Tubuhnya
dihempaskan ke dalam lorong panjang nan curam, tercabik-cabik.
Tiba-tiba, belum terasa dasar menyentuh kulit, tubuhnya ditarik paksa
oleh tangan tak terlihat membawa kembali ke atas. Pun, tercabik-cabik.
Aaaah…!
Dia
tersentak, bangun. Nafas tersenggal, memburu bulir-bulir keringat yang
mengalir bebas. Tidak ada lorong, hitam, juga cengkraman tak terlihat.
Dia mengeja keadaan dengan helaan nafas yang penuh ketakutan.
Kesadarannya pulih. Membangun kekuatan tuk mencapai jendela, menyibak tirai merah, terpaku menatap luar.
Aku benci malam.
*
Sekar
perlu polesan bedak lagi agar lingkaran hitam di bawah matanya
tertutupi sempurna. Cermin terlalu jujur untuk menampilkan betapa
perempuan itu semakin berbeda.
Wajah nan tirus dengan
kantung mata tebal menggelayut, tubuh kurus-kuyu, juga binar mata habis
dihisap letih, yang tersisa hanyalah sorot kekecewaan dan kemarahan.
Kecewa pada hidup, marah pada malam.
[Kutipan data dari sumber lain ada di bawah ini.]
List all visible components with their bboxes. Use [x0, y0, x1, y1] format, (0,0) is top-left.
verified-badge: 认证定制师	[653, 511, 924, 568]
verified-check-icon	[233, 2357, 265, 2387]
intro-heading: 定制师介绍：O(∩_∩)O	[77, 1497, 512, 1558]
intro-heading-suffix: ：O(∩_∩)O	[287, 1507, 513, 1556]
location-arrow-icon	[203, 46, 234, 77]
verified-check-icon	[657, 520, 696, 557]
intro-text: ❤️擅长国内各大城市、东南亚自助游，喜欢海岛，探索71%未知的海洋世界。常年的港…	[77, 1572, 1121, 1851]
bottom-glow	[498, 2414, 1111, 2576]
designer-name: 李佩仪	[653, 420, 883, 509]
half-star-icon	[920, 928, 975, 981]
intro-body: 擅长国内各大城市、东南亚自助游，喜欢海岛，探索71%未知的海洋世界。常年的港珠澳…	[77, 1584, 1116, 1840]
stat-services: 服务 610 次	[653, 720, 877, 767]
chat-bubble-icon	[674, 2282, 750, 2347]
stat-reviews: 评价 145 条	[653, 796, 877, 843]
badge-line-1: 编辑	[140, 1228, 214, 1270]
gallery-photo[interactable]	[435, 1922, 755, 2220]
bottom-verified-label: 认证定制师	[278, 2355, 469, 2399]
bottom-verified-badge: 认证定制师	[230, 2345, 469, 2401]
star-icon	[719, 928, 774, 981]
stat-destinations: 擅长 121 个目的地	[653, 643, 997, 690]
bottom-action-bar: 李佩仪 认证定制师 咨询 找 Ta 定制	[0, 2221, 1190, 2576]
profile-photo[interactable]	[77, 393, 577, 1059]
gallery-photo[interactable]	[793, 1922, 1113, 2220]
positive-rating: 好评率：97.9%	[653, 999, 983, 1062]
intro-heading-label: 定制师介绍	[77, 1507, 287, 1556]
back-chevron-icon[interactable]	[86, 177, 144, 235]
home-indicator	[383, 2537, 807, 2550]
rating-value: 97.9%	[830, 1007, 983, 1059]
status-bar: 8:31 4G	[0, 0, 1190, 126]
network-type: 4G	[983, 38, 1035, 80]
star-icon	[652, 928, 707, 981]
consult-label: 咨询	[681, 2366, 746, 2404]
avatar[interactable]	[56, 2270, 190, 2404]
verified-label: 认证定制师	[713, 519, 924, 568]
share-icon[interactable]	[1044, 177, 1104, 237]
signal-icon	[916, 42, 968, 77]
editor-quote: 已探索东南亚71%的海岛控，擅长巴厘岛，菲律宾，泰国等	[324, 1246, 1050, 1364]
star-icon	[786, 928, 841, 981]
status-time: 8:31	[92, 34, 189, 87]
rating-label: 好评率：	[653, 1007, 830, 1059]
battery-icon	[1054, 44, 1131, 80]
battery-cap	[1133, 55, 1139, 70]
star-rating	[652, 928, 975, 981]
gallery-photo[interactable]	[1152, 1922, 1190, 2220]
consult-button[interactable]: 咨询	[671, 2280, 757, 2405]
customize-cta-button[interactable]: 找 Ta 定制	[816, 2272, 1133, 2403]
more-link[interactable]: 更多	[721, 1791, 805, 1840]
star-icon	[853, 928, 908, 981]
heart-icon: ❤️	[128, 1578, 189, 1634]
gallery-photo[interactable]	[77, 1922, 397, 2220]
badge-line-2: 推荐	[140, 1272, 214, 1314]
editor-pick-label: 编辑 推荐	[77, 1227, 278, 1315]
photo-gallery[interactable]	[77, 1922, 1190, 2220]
Dialah Sekar.
*
Malam tambah merasuk, rimba jadi semati tugu...*
“Kau perlu istirahat.” Kali kelima Sekar mendengar nasihat dari delapan teman kerjanya yang ada.
Dia mengangguk. Bukan membenarkan, agar mereka terpuaskan lalu pergi. Aku hanya perlu sendiri.
Lalu, kembali menekuni laporan-laporan ‘tak penting’ yang sengaja di
bacanya. Semua tugasnya telah selesai sejak tadi, dia hanya perlu
kesibukan untuk benar-benar waktu yang ditunggunya habis, menjemput
pagi.
“Mengapa harus malam?” tanya Sekar terjawab senyuman. “Karena malam adalah selimut terbaik.”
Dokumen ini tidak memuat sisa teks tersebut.